Meteorologist Mike Maze 'humbled' his diagnosis helped so many others
Posted June 4, 2018 5:45 p.m. EDT
Updated July 13, 2018 11:14 a.m. EDT
Raleigh, N.C. — Most people who use glasses for reading text or fine print have lenses that fine-tune their vision and make their lives easier. But for WRAL meteorologist Mike Maze and others living with chronic blurred vision, anxiety and headaches, a pair of glasses can help literally open up new roads.
Blurred vision, uneasiness, frayed nerves and anxiety were just a few things Maze was feeling before he found relief.
"It got to the point where I couldn't drive on the interstate anymore at night," he said.
Maze first realized he had this condition a year ago, but he didn't know why.
"The cars passing by and their lights would just make me anxious. Then, I would start to panic because you get a wave of anxiety and you’re thinking, 'Oh, God. I'm going to have an accident,'" Maze said. "I just felt like the world was closing in on me, and it was a feeling of dread. I felt like a feeling of doom."
Maze said it began taking over his life.
"I was living in fear the whole time," he said.
So, one evening in February in the WRAL Weather Center, Maze typed into Google, "Why can't I drive on the interstate at night?"
He arrived at a website where other people explained that they had experienced the same thing. Maze filled out a questionnaire, and that led him to Dr. Jeffrey Handschumacher at the Family Eye Care Center in North Raleigh.
The condition is called Vertical Heterophoria, meaning Maze's right eye and left eye are misaligned and his brain was trying to compensate.
"The brain sends a signal to their eyes that says, "Hey, we don't want to see two images, we want to see one.' So, it stimulates the eye muscles to realign to see everything," Handschumacher said.
Handschumacher said overstimulation of the muscles tires them out, and can trigger symptoms of dizziness, headaches, anxiety and fatigue.
The prescription - a simple pair of glasses.
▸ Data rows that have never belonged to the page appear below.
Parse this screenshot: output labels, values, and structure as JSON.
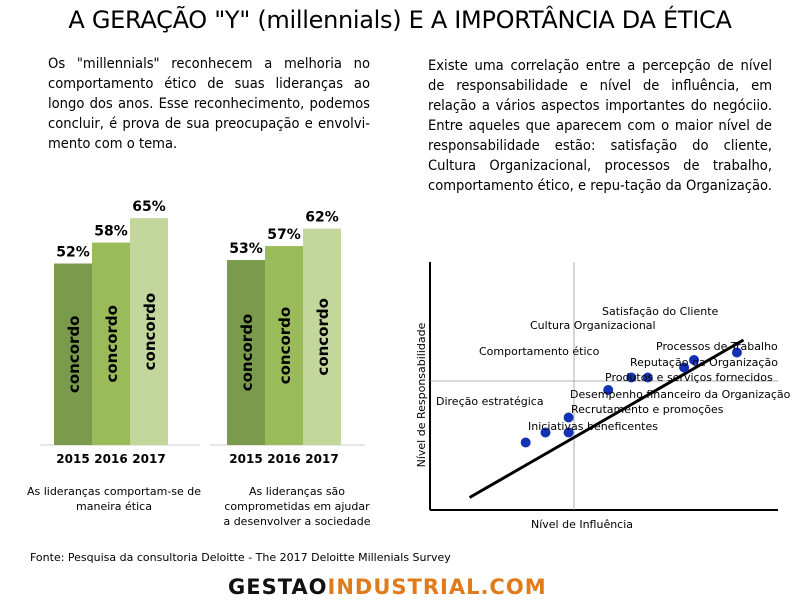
{
  "title": "A GERAÇÃO \"Y\" (millennials) E A IMPORTÂNCIA DA ÉTICA",
  "left_paragraph": "Os \"millennials\" reconhecem a melhoria no comportamento ético de suas lideranças ao longo dos anos. Esse reconhecimento, podemos concluir, é prova de sua preocupação e envolvi-mento com o tema.",
  "right_paragraph": "Existe uma correlação entre a percepção de nível de responsabilidade e nível de influência, em relação a vários aspectos importantes do negóciio. Entre aqueles que aparecem com o maior nível de responsabilidade estão: satisfação do cliente, Cultura Organizacional, processos de trabalho, comportamento ético, e repu-tação da Organização.",
  "source": "Fonte: Pesquisa da consultoria Deloitte - The 2017 Deloitte Millenials Survey",
  "brand": {
    "part1": "GESTAO",
    "part2": "INDUSTRIAL.COM"
  },
  "colors": {
    "dark_green": "#7a9b4b",
    "mid_green": "#9abb59",
    "light_green": "#c3d69b",
    "dot": "#1432b4",
    "brand_orange": "#e07a1a"
  },
  "chart_data": [
    {
      "type": "bar",
      "categories": [
        "2015",
        "2016",
        "2017"
      ],
      "values": [
        52,
        58,
        65
      ],
      "value_labels": [
        "52%",
        "58%",
        "65%"
      ],
      "bar_label": "concordo",
      "caption": "As lideranças comportam-se de maneira ética"
    },
    {
      "type": "bar",
      "categories": [
        "2015",
        "2016",
        "2017"
      ],
      "values": [
        53,
        57,
        62
      ],
      "value_labels": [
        "53%",
        "57%",
        "62%"
      ],
      "bar_label": "concordo",
      "caption": "As lideranças são comprometidas em ajudar a desenvolver a sociedade"
    },
    {
      "type": "scatter",
      "xlabel": "Nível de Influência",
      "ylabel": "Nível de Responsabilidade",
      "xlim": [
        0,
        100
      ],
      "ylim": [
        0,
        100
      ],
      "trend_line": [
        [
          12,
          5
        ],
        [
          95,
          68
        ]
      ],
      "points": [
        {
          "label": "Satisfação do Cliente",
          "x": 93,
          "y": 63
        },
        {
          "label": "Cultura Organizacional",
          "x": 80,
          "y": 60
        },
        {
          "label": "Processos de Trabalho",
          "x": 77,
          "y": 57
        },
        {
          "label": "Comportamento ético",
          "x": 61,
          "y": 53
        },
        {
          "label": "Reputação da Organização",
          "x": 66,
          "y": 53
        },
        {
          "label": "Produtos e serviços fornecidos",
          "x": 54,
          "y": 48
        },
        {
          "label": "Desempenho financeiro da Organização",
          "x": 42,
          "y": 37
        },
        {
          "label": "Direção estratégica",
          "x": 35,
          "y": 31
        },
        {
          "label": "Recrutamento e promoções",
          "x": 42,
          "y": 31
        },
        {
          "label": "Iniciativas beneficentes",
          "x": 29,
          "y": 27
        }
      ]
    }
  ]
}
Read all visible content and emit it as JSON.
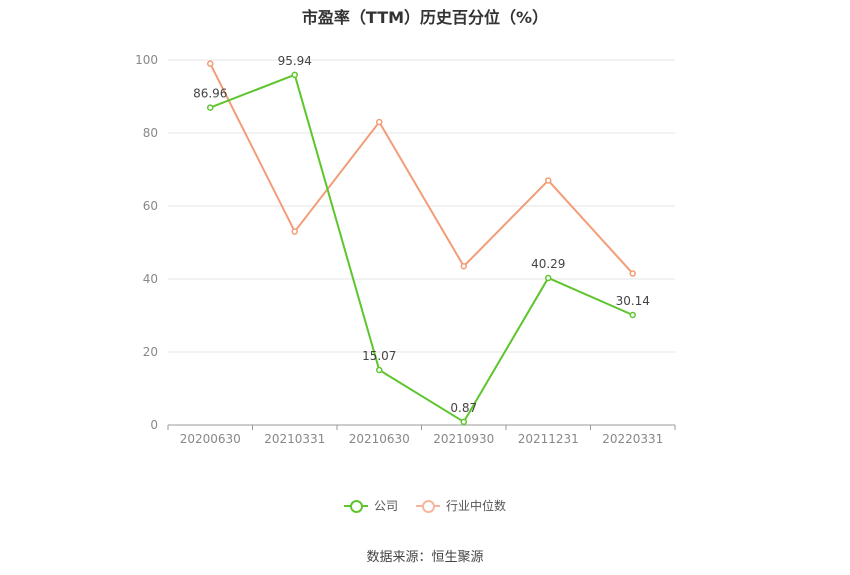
{
  "title": "市盈率（TTM）历史百分位（%）",
  "source": "数据来源：恒生聚源",
  "chart_data": {
    "type": "line",
    "categories": [
      "20200630",
      "20210331",
      "20210630",
      "20210930",
      "20211231",
      "20220331"
    ],
    "ylim": [
      0,
      100
    ],
    "yticks": [
      0,
      20,
      40,
      60,
      80,
      100
    ],
    "grid": true,
    "legend_position": "bottom-center",
    "series": [
      {
        "name": "公司",
        "color": "#5ec52d",
        "values": [
          86.96,
          95.94,
          15.07,
          0.87,
          40.29,
          30.14
        ],
        "labels": [
          "86.96",
          "95.94",
          "15.07",
          "0.87",
          "40.29",
          "30.14"
        ]
      },
      {
        "name": "行业中位数",
        "color": "#f39c78",
        "values": [
          99,
          53,
          83,
          43.5,
          67,
          41.5
        ]
      }
    ]
  }
}
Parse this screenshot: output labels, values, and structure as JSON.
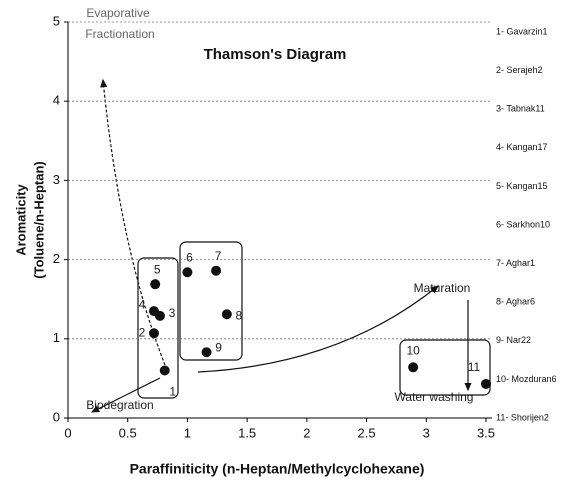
{
  "chart_data": {
    "type": "scatter",
    "title": "Thamson's Diagram",
    "x_label": "Paraffiniticity  (n-Heptan/Methylcyclohexane)",
    "y_label": [
      "Aromaticity",
      "(Toluene/n-Heptan)"
    ],
    "x": [
      0.81,
      0.72,
      0.77,
      0.72,
      0.73,
      1.0,
      1.24,
      1.33,
      1.16,
      2.89,
      3.5
    ],
    "values": [
      0.6,
      1.07,
      1.29,
      1.35,
      1.69,
      1.84,
      1.86,
      1.31,
      0.83,
      0.64,
      0.43
    ],
    "point_labels": [
      "1",
      "2",
      "3",
      "4",
      "5",
      "6",
      "7",
      "8",
      "9",
      "10",
      "11"
    ],
    "color": "#111111",
    "xlim": [
      0,
      3.5
    ],
    "xticks": [
      0,
      0.5,
      1,
      1.5,
      2,
      2.5,
      3,
      3.5
    ],
    "ylim": [
      0,
      5
    ],
    "yticks": [
      0,
      1,
      2,
      3,
      4,
      5
    ],
    "grid": true,
    "legend": [
      "1- Gavarzin1",
      "2- Serajeh2",
      "3- Tabnak11",
      "4- Kangan17",
      "5- Kangan15",
      "6- Sarkhon10",
      "7- Aghar1",
      "8- Aghar6",
      "9- Nar22",
      "10- Mozduran6",
      "11- Shorijen2"
    ],
    "annotations": {
      "evaporative": [
        "Evaporative",
        "Fractionation"
      ],
      "maturation": "Maturation",
      "biodegradation": "Biodegration",
      "water_washing": "Water washing"
    }
  }
}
"The lenses have what's called prism," Handschumacher said. "So, when the light enters the lenses, it slightly bends the light, either up or down, in or out, more than normal to help relax the eyes."
For Maze, the experience was eye opening. He posted about it on his Facebook page.
"There was one gentleman from Johnston County. He said, 'Oh my God. You just saved my life. I've been dealing with this for the past five years, and nobody could figure it out, and I have the exact same symptoms you have,'" Maze said.
Almost immediately, hundreds of people responded, taking the same online questionnaire to see if the answer to Maze's problem was the answer to theirs.
"It gave me hope that there could be relief," said Lara Andrews.
Andrews saw Maze's story and decided to do some research. She suffered from chronic headaches for years, seeing neurologists, eye doctors and chiropractors for help. Not until her condition was diagnosed did she find relief.
"It's an answer to prayers. It feels like a miracle to wake up without a headache. It was just amazing. It's like a whole new life ahead of me," she said.
Handschumacher said he's had some emotional reactions.
"A lot of people pick up their glasses and some have started crying, been in tears," he said. "Others have been shocked at how much calmer they felt, or how much steadier the world has been," he said.
Maze said to know that he helped so many others find relief is humbling.
"It's very humbling. I didn't expect this kind of outcome," he said.